Here’s where I think the labrum injury comes into play.  We all saw the bad nights with Toney, the nights where he’d run through a screen early on and get that constipated look on his face, telling us all that we’d still see the maximum effort, but don’t expect that 25-point outburst tonight.  We know it affected him some games more than others, but the numbers show a guy who was wary of getting into the paint.  His outside shooting was somewhat worse, but where Douglas really fell off was inside the arc.  He shot 50% inside the paint, 46% on two-pointers and just 39% from midrange, while attempting more than half his field goals from three-point range.  Those aren’t terrible numbers per se, but it’s a decline, and coupled with his inability to draw fouls and overall tendency to remain on the perimeter, tells me the shoulder probably bothered him even more than we knew.

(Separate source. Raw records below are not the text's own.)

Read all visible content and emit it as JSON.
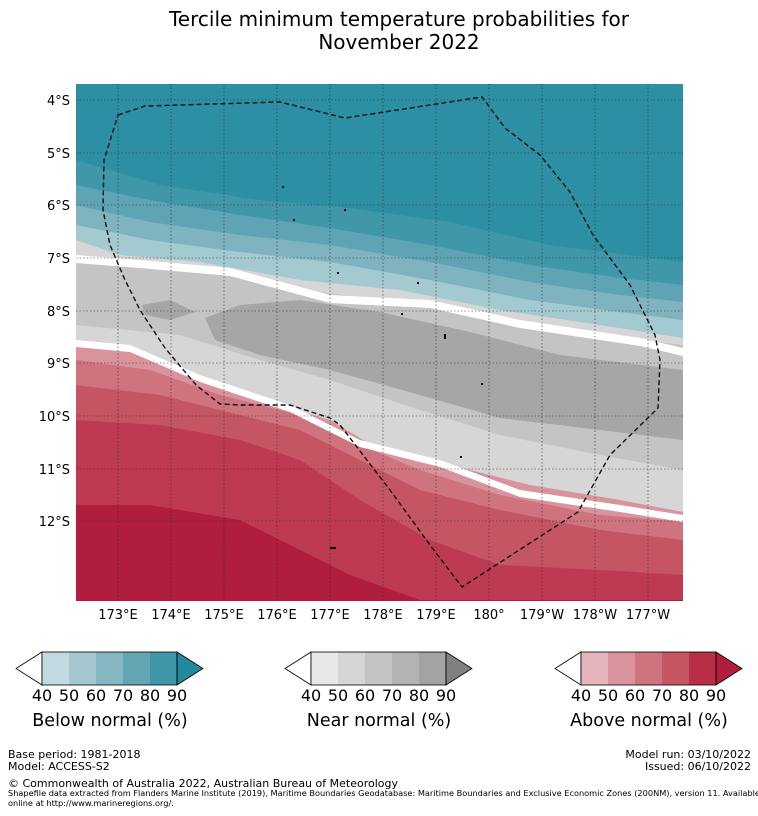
{
  "title_line1": "Tercile minimum temperature probabilities for",
  "title_line2": "November 2022",
  "map": {
    "lat_labels": [
      "4°S",
      "5°S",
      "6°S",
      "7°S",
      "8°S",
      "9°S",
      "10°S",
      "11°S",
      "12°S"
    ],
    "lon_labels": [
      "173°E",
      "174°E",
      "175°E",
      "176°E",
      "177°E",
      "178°E",
      "179°E",
      "180°",
      "179°W",
      "178°W",
      "177°W"
    ],
    "boundary": "Tuvalu EEZ (dashed)"
  },
  "colorbars": [
    {
      "label": "Below normal (%)",
      "ticks": [
        "40",
        "50",
        "60",
        "70",
        "80",
        "90"
      ],
      "colors": [
        "#ffffff",
        "#c2d9df",
        "#a5c8d0",
        "#87b7c2",
        "#63a5b3",
        "#3f97a9",
        "#22889b"
      ]
    },
    {
      "label": "Near normal (%)",
      "ticks": [
        "40",
        "50",
        "60",
        "70",
        "80",
        "90"
      ],
      "colors": [
        "#ffffff",
        "#e8e8e8",
        "#d6d6d6",
        "#c4c4c4",
        "#b3b3b3",
        "#a3a3a3",
        "#808080"
      ]
    },
    {
      "label": "Above normal (%)",
      "ticks": [
        "40",
        "50",
        "60",
        "70",
        "80",
        "90"
      ],
      "colors": [
        "#ffffff",
        "#e3b4bb",
        "#d8939c",
        "#cf737f",
        "#c55563",
        "#b92e47",
        "#b01d3d"
      ]
    }
  ],
  "footer": {
    "base_period": "Base period: 1981-2018",
    "model": "Model: ACCESS-S2",
    "model_run": "Model run: 03/10/2022",
    "issued": "Issued: 06/10/2022",
    "copyright": "© Commonwealth of Australia 2022, Australian Bureau of Meteorology",
    "shapefile_credit": "Shapefile data extracted from Flanders Marine Institute (2019), Maritime Boundaries Geodatabase: Maritime Boundaries and Exclusive Economic Zones (200NM), version 11. Available online at http://www.marineregions.org/."
  },
  "colors": {
    "teal_dark": "#2c8fa3",
    "teal_1": "#3f97a9",
    "teal_2": "#5ea4b4",
    "teal_3": "#7fb3c0",
    "teal_4": "#a3c9d1",
    "grey_light": "#d6d6d6",
    "grey_mid": "#c4c4c4",
    "grey_dark": "#a6a6a6",
    "red_1": "#d99aa3",
    "red_2": "#cf737f",
    "red_3": "#c55563",
    "red_4": "#bd3a52",
    "red_5": "#b01d3d"
  }
}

Not that you’ll hear any of that from the drive-by sports media: Douglas remains an untrue point guard (a false point guard? impure point guard?) who didn’t improve in the year most future starters make their leap.  He’s emblematic of the team as a whole during the Boston series – with the media ignorant of the toll the injuries were taking, the team’s and Toney’s underperformances were met with cynicism rather than understanding. Luckily, we know better – he’s an undervalued commodity on a team short on commodities of any kind.  Sometime next season it will be time to get excited about Toney Douglas, and if I can dream a little here, even of the prospect of shipping out Billups in a deal that shores up the middle and hands Toney the point guard job.  We’ll be excited and rightly so – what we won’t be, unlike the drive-bys, is surprised.